I tell you this story because it is a situation that I have processed for many years. I started therapy shortly afterward and have tried to figure out why I would choose such a relationship. I was very lucky to have had amazing parents and a fantastic relationship with my brother. I’d always thought of myself as confident and self assured, and yet, here I was. So, have I forgiven him you ask? I actually have and – unlike many, many situations like mine – he apologized and asked for forgiveness. But that is not why I’m telling you this and also not why I forgave him. I’m telling you this story because I had to learn to forgive myself. Because THAT is who is the most important in this story and because I am the reason that I forgave him.

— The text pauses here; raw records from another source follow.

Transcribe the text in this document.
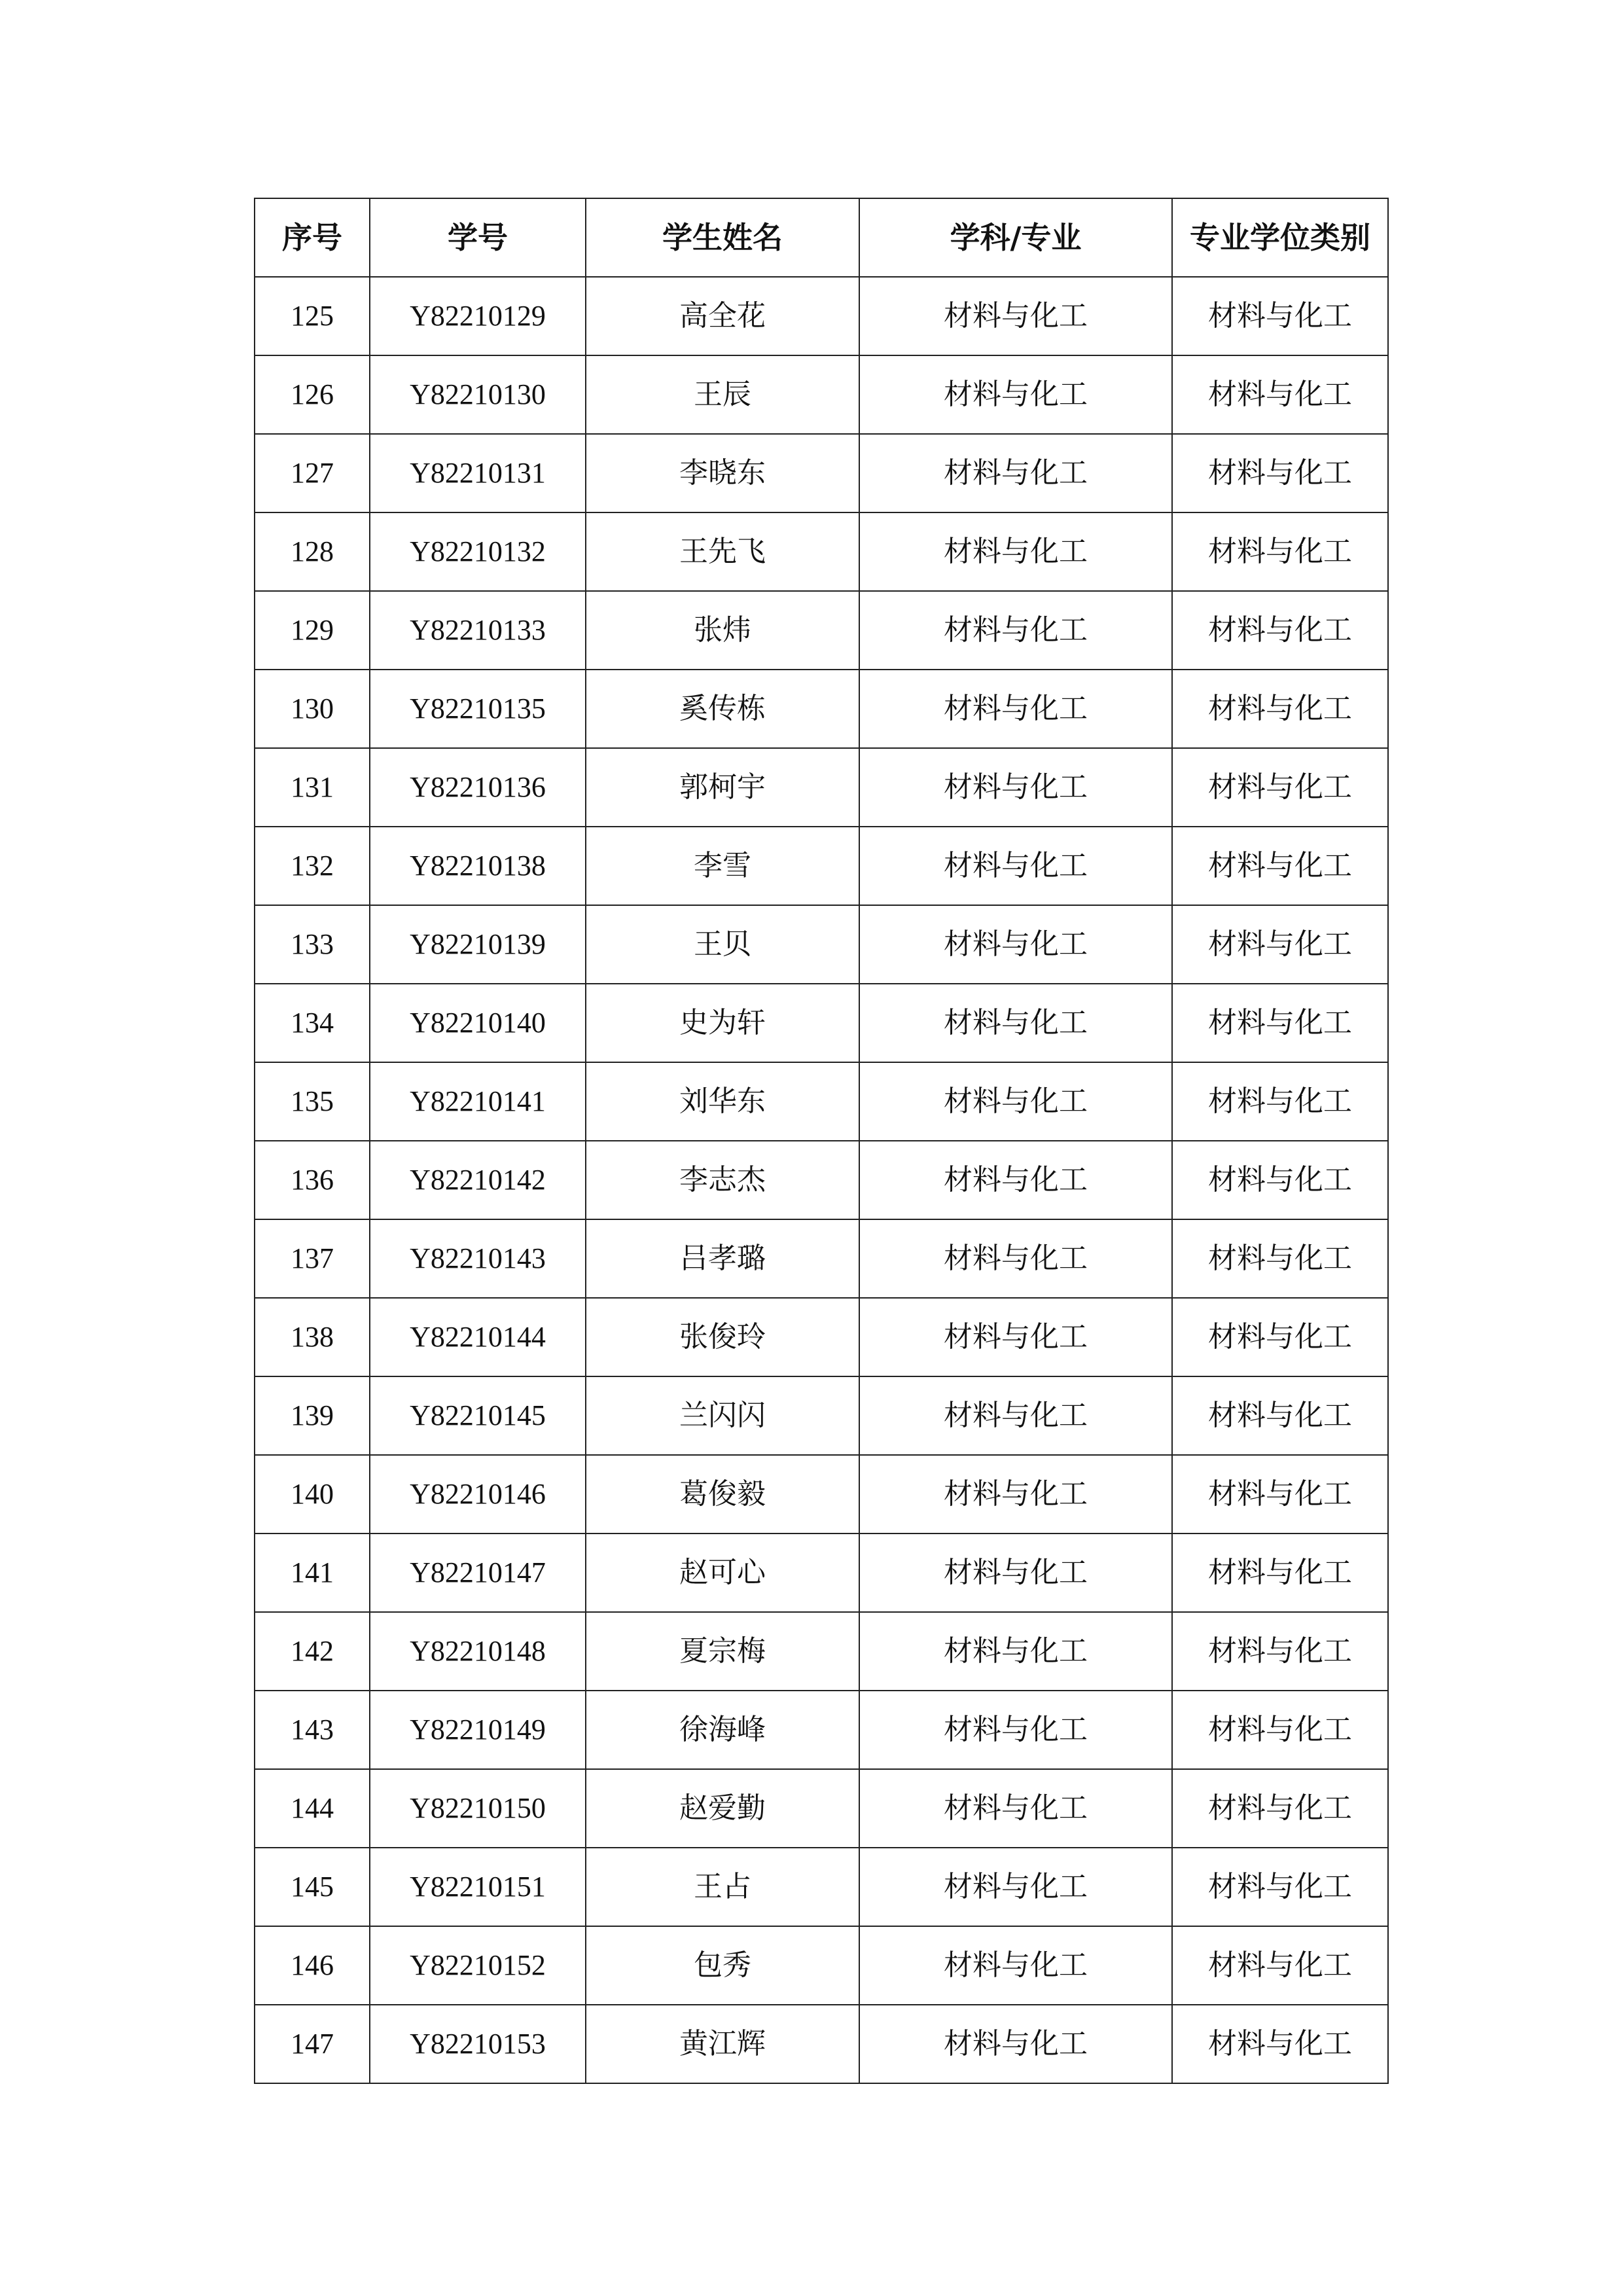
序号	学号	学生姓名	学科/专业	专业学位类别
125	Y82210129	高全花	材料与化工	材料与化工
126	Y82210130	王辰	材料与化工	材料与化工
127	Y82210131	李晓东	材料与化工	材料与化工
128	Y82210132	王先飞	材料与化工	材料与化工
129	Y82210133	张炜	材料与化工	材料与化工
130	Y82210135	奚传栋	材料与化工	材料与化工
131	Y82210136	郭柯宇	材料与化工	材料与化工
132	Y82210138	李雪	材料与化工	材料与化工
133	Y82210139	王贝	材料与化工	材料与化工
134	Y82210140	史为轩	材料与化工	材料与化工
135	Y82210141	刘华东	材料与化工	材料与化工
136	Y82210142	李志杰	材料与化工	材料与化工
137	Y82210143	吕孝璐	材料与化工	材料与化工
138	Y82210144	张俊玲	材料与化工	材料与化工
139	Y82210145	兰闪闪	材料与化工	材料与化工
140	Y82210146	葛俊毅	材料与化工	材料与化工
141	Y82210147	赵可心	材料与化工	材料与化工
142	Y82210148	夏宗梅	材料与化工	材料与化工
143	Y82210149	徐海峰	材料与化工	材料与化工
144	Y82210150	赵爱勤	材料与化工	材料与化工
145	Y82210151	王占	材料与化工	材料与化工
146	Y82210152	包秀	材料与化工	材料与化工
147	Y82210153	黄江辉	材料与化工	材料与化工
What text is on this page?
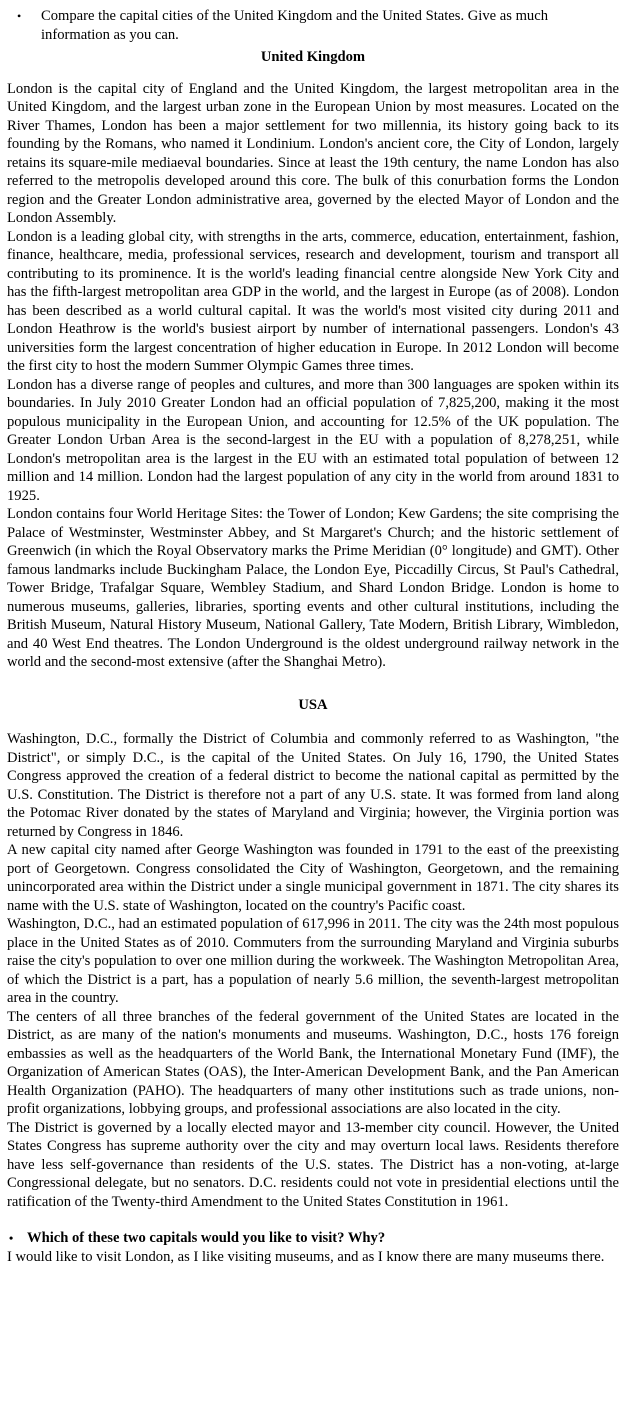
• Compare the capital cities of the United Kingdom and the United States. Give as much information as you can.
United Kingdom

London is the capital city of England and the United Kingdom, the largest metropolitan area in the United Kingdom, and the largest urban zone in the European Union by most measures. Located on the River Thames, London has been a major settlement for two millennia, its history going back to its founding by the Romans, who named it Londinium. London's ancient core, the City of London, largely retains its square-mile mediaeval boundaries. Since at least the 19th century, the name London has also referred to the metropolis developed around this core. The bulk of this conurbation forms the London region and the Greater London administrative area, governed by the elected Mayor of London and the London Assembly.

London is a leading global city, with strengths in the arts, commerce, education, entertainment, fashion, finance, healthcare, media, professional services, research and development, tourism and transport all contributing to its prominence. It is the world's leading financial centre alongside New York City and has the fifth-largest metropolitan area GDP in the world, and the largest in Europe (as of 2008). London has been described as a world cultural capital. It was the world's most visited city during 2011 and London Heathrow is the world's busiest airport by number of international passengers. London's 43 universities form the largest concentration of higher education in Europe. In 2012 London will become the first city to host the modern Summer Olympic Games three times.

London has a diverse range of peoples and cultures, and more than 300 languages are spoken within its boundaries. In July 2010 Greater London had an official population of 7,825,200, making it the most populous municipality in the European Union, and accounting for 12.5% of the UK population. The Greater London Urban Area is the second-largest in the EU with a population of 8,278,251, while London's metropolitan area is the largest in the EU with an estimated total population of between 12 million and 14 million. London had the largest population of any city in the world from around 1831 to 1925.

London contains four World Heritage Sites: the Tower of London; Kew Gardens; the site comprising the Palace of Westminster, Westminster Abbey, and St Margaret's Church; and the historic settlement of Greenwich (in which the Royal Observatory marks the Prime Meridian (0° longitude) and GMT). Other famous landmarks include Buckingham Palace, the London Eye, Piccadilly Circus, St Paul's Cathedral, Tower Bridge, Trafalgar Square, Wembley Stadium, and Shard London Bridge. London is home to numerous museums, galleries, libraries, sporting events and other cultural institutions, including the British Museum, Natural History Museum, National Gallery, Tate Modern, British Library, Wimbledon, and 40 West End theatres. The London Underground is the oldest underground railway network in the world and the second-most extensive (after the Shanghai Metro).

USA

Washington, D.C., formally the District of Columbia and commonly referred to as Washington, "the District", or simply D.C., is the capital of the United States. On July 16, 1790, the United States Congress approved the creation of a federal district to become the national capital as permitted by the U.S. Constitution. The District is therefore not a part of any U.S. state. It was formed from land along the Potomac River donated by the states of Maryland and Virginia; however, the Virginia portion was returned by Congress in 1846.

A new capital city named after George Washington was founded in 1791 to the east of the preexisting port of Georgetown. Congress consolidated the City of Washington, Georgetown, and the remaining unincorporated area within the District under a single municipal government in 1871. The city shares its name with the U.S. state of Washington, located on the country's Pacific coast.

Washington, D.C., had an estimated population of 617,996 in 2011. The city was the 24th most populous place in the United States as of 2010. Commuters from the surrounding Maryland and Virginia suburbs raise the city's population to over one million during the workweek. The Washington Metropolitan Area, of which the District is a part, has a population of nearly 5.6 million, the seventh-largest metropolitan area in the country.

The centers of all three branches of the federal government of the United States are located in the District, as are many of the nation's monuments and museums. Washington, D.C., hosts 176 foreign embassies as well as the headquarters of the World Bank, the International Monetary Fund (IMF), the Organization of American States (OAS), the Inter-American Development Bank, and the Pan American Health Organization (PAHO). The headquarters of many other institutions such as trade unions, non-profit organizations, lobbying groups, and professional associations are also located in the city.

The District is governed by a locally elected mayor and 13-member city council. However, the United States Congress has supreme authority over the city and may overturn local laws. Residents therefore have less self-governance than residents of the U.S. states. The District has a non-voting, at-large Congressional delegate, but no senators. D.C. residents could not vote in presidential elections until the ratification of the Twenty-third Amendment to the United States Constitution in 1961.

• Which of these two capitals would you like to visit? Why?

I would like to visit London, as I like visiting museums, and as I know there are many museums there.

I once heard someone say that hating another person is like drinking poison yourself and then waiting for the other person to die. You hold onto all of that hurt and pain and toxicity, and they go on living their life. If you were abused or left or diagnosed with a terminal illness or find yourself in any situation where you feel that maybe you could have done more, it is not your fault. You didn’t do anything wrong, you didn’t do anything to deserve it, it is NOT YOUR FAULT. And you owe it to your younger self, your current self and your future self to let yourself off the hook. You didn’t do anything wrong and you don’t need to punish yourself any longer. Forgiveness is not about absolving anyone else of what they may have done. It is about not letting it control you anymore.
You are in control of your destiny and it is time to take your power back. Whether it’s through therapy, a religious affiliation, meditation or long walks in a quiet space, you need to find a way to release the poison. Because until you do, you are only hurting yourself.